Carolina Arruda sofre de dores lancinantes pelo corpo. Trata-se de uma jovem que cogita a hipótese de cometer suicídio assistido na Suíça, caso não surja um tratamento que possa aliviar seu sofrimento. Na Suíça, mediante aferição édica, você pode decidir se suicidar com todos os cuidados médicos para que não sinta nenhum sofrimento no processo. É mais que eutanásia, é suicídio mesmo. Não dá para entrar na esfera do sofrimento pessoal de Carolina ou de quem quer que seja, e em sua decisão de querer ou não continuar a viver. Mas o Estado deveria se ocupar da vontade de morrer de alguém? O Estado serve para manter alguma paz relativa entre as pessoas, construir leis que impeçam uma injustiça entre as pessoas que tem uma natureza humana ambígua. Estado serve para regular, sem entrar na liberdade pessoal de cada um, a vida harmônica entre as pessoas. Seria o caso de misericórdia do Estado matar alguém por sua livre e espontânea vontade? Ou o ato de estimular a vida seria algo a ser incentivado pelo Estado?
No Brasil, a eutanásia é proibida. Mas há complicações e ambiguidades. A ortotanásia é um método, por exemplo, que mantém vivo por aparelhos, de maneira artificial, uma pessoa que pode sobreviver anos com dor sem poder fazer algo para manter ou tirar a própria vida. Uma coisa é manter a vida, a despeito de dores físicas ou mentais, outra coisa é manter uma sobrevivência artificial sofrida em nome de uma esperança de cura de algo que possa jamais vir. A ciência, a medicina podem salvar alguém e podem prolongar o sofrimento desse alguém por tempo indeterminado. Meu avô, que tinha Alzheimer e demência, sofreu uma queda aos 95 anos. Teve um coágulo no cérebro. Os médicos disseram que ele iria virar um vegetal vivo se fizesse uma cirurgia. A família optou pela cirurgia e ele passou dois anos em estado vegetativo, olhando para o vazio. Por vezes lágrimas lhe escorriam dos olhos. Não foi opção dele. A medicina o salvou? Seus familiares o salvaram ou lhe prolongaram o sofrimento em nome da defesa de sua vida? O valor da vida se resume a estar vivo ou ter condições mínimas de dignidade de viver. E até que ponto a esperança pode se jogar no tempo quando a dor se prolonga indefinidamente?

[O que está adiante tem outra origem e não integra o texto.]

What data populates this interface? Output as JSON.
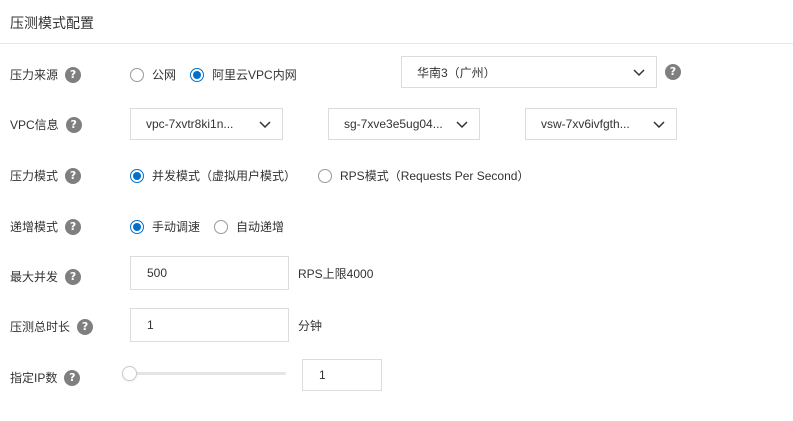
{
  "header": {
    "title": "压测模式配置"
  },
  "source": {
    "label": "压力来源",
    "options": [
      "公网",
      "阿里云VPC内网"
    ],
    "region": "华南3（广州）"
  },
  "vpc": {
    "label": "VPC信息",
    "vpc_value": "vpc-7xvtr8ki1n...",
    "sg_value": "sg-7xve3e5ug04...",
    "vsw_value": "vsw-7xv6ivfgth..."
  },
  "mode": {
    "label": "压力模式",
    "options": [
      "并发模式（虚拟用户模式）",
      "RPS模式（Requests Per Second）"
    ]
  },
  "ramp": {
    "label": "递增模式",
    "options": [
      "手动调速",
      "自动递增"
    ]
  },
  "max_concurrency": {
    "label": "最大并发",
    "value": "500",
    "suffix": "RPS上限4000"
  },
  "duration": {
    "label": "压测总时长",
    "value": "1",
    "suffix": "分钟"
  },
  "ip_count": {
    "label": "指定IP数",
    "value": "1",
    "slider_level": 0
  },
  "help_glyph": "?",
  "colors": {
    "accent": "#0070cc",
    "help_icon": "#7f7f7f",
    "border": "#dcdcdc"
  }
}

Por outro lado, há a possibilidade da banalização da dor da existência. O cineasta Jean-Luc Godard, o mais famoso cineasta francês, optou pelo suicídio assistido na Suíça. Não tinha nada. Tinha 91 anos e mobilidade reduzida, mas estava consciente e lúcido. Apenas velho. Disse que se mataria porque não queria viver transportado por um carrinho em curto período de tempo. Os médicos da Suíça aprovaram seu suicídio. Alguém se matar por não suportar uma dor física ou espiritual já é uma temeridade. Mas alguém fazer com que outro alguém lhe preste auxílio em sua morte é responsabilizar alguém por lhe tirar a vida. É justo alguém responsabilizar sua morte a outros?

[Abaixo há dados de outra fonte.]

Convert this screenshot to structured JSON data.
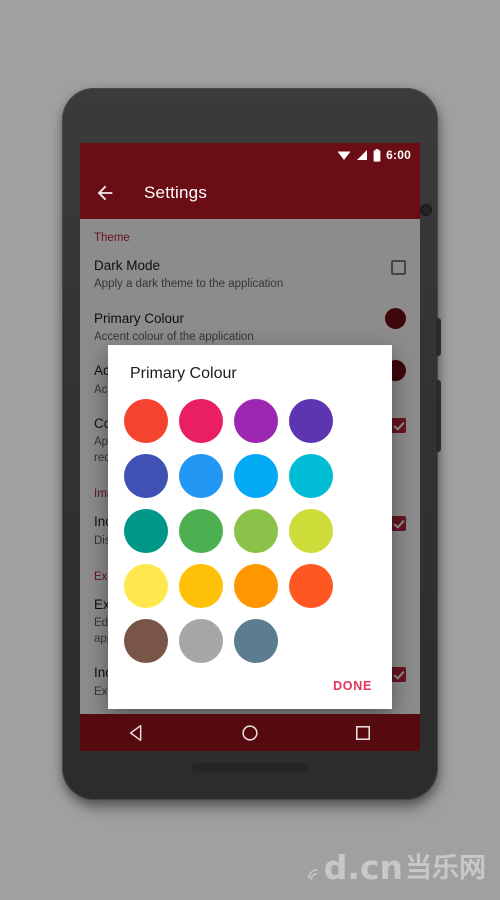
{
  "status_bar": {
    "clock": "6:00",
    "icons": [
      "wifi-icon",
      "signal-icon",
      "battery-icon"
    ]
  },
  "app_bar": {
    "back_icon": "back-arrow-icon",
    "title": "Settings"
  },
  "settings": {
    "sections": [
      {
        "header": "Theme",
        "rows": [
          {
            "title": "Dark Mode",
            "summary": "Apply a dark theme to the application",
            "control": "checkbox",
            "checked": false
          },
          {
            "title": "Primary Colour",
            "summary": "Accent colour of the application",
            "control": "swatch",
            "swatch_color": "#6b0d14"
          },
          {
            "title": "Accent Colour",
            "summary": "Accent colour of the application",
            "control": "swatch",
            "swatch_color": "#6b0d14"
          },
          {
            "title": "Coloured Navigation Bar",
            "summary": "Apply the primary colour to the navigation bar. Restart required.",
            "control": "checkbox",
            "checked": true
          }
        ]
      },
      {
        "header": "Images",
        "rows": [
          {
            "title": "Include Videos",
            "summary": "Display videos in the albums",
            "control": "checkbox",
            "checked": true
          }
        ]
      },
      {
        "header": "Excluded",
        "rows": [
          {
            "title": "Excluded Albums",
            "summary": "Edit the albums that will not be shown in the application.",
            "control": "none"
          },
          {
            "title": "Include Subfolders",
            "summary": "Exclude subfolders of exluded albums",
            "control": "checkbox",
            "checked": true
          }
        ]
      }
    ]
  },
  "dialog": {
    "title": "Primary Colour",
    "done_label": "DONE",
    "done_color": "#e8335c",
    "swatches": [
      {
        "name": "red",
        "hex": "#F4432F"
      },
      {
        "name": "pink",
        "hex": "#E91E63"
      },
      {
        "name": "purple",
        "hex": "#9C27B0"
      },
      {
        "name": "deep-purple",
        "hex": "#5E35B1"
      },
      {
        "name": "indigo",
        "hex": "#3F51B5"
      },
      {
        "name": "blue",
        "hex": "#2196F3"
      },
      {
        "name": "light-blue",
        "hex": "#03A9F4"
      },
      {
        "name": "cyan",
        "hex": "#00BCD4"
      },
      {
        "name": "teal",
        "hex": "#009688"
      },
      {
        "name": "green",
        "hex": "#4CAF50"
      },
      {
        "name": "light-green",
        "hex": "#8BC34A"
      },
      {
        "name": "lime",
        "hex": "#CDDC39"
      },
      {
        "name": "yellow",
        "hex": "#FFE84D"
      },
      {
        "name": "amber",
        "hex": "#FFC107"
      },
      {
        "name": "orange",
        "hex": "#FF9800"
      },
      {
        "name": "deep-orange",
        "hex": "#FF5722"
      },
      {
        "name": "brown",
        "hex": "#795548"
      },
      {
        "name": "grey",
        "hex": "#A6A6A6"
      },
      {
        "name": "blue-grey",
        "hex": "#5C7D8F"
      }
    ]
  },
  "nav_bar": {
    "keys": [
      "back-key-icon",
      "home-key-icon",
      "recents-key-icon"
    ]
  },
  "watermark": {
    "latin": "d.cn",
    "cjk": "当乐网"
  }
}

O sentido da vida é basicamente o outro. Você vive, trabalha para e por alguém sempre. Desde a educação de seu filho, você trabalha pela sua lapidação da ação de seu amor por ele. Até mesmo um pedreiro faz uma casa para outra pessoa que provavelmente jamais conhecerá. Um jornalista opina ou investiga a realidade para expandir a consciência de alguém, um poeta escreve para expandir a sensibilidade de alguém, um médico trabalha para salvar uma vida. Salvar uma vida é respeitar a opção de uma pessoa por abandoná-la em respeito à dignidade de sua dor? Mas a dor é algo que em maior ou menor medida todos experimentamos. O sentido da vida é exatamente fazer com que seu próximo sinta menos a dor de viver. De um médico a um poeta a uma mãe que olha desesperada para o choro de seu filho criança ou a dor de seu filho adulto. A função nossa é curar a dor do outro. E esse trabalho de cura ao outro em grande medida cura a nossa dor. Mas há prazeres mínimos também. Comer, ver, amar, exercer um toque. Isso pode lhe ser tirado pela vida. Optar por viver em nome do outro é uma opção nobre. Optar por morrer por não suportar uma dor lancinante é uma opção livre.
Mas fazer com que o Estado se responsabilize pela morte livre de alguém seria uma função social digna?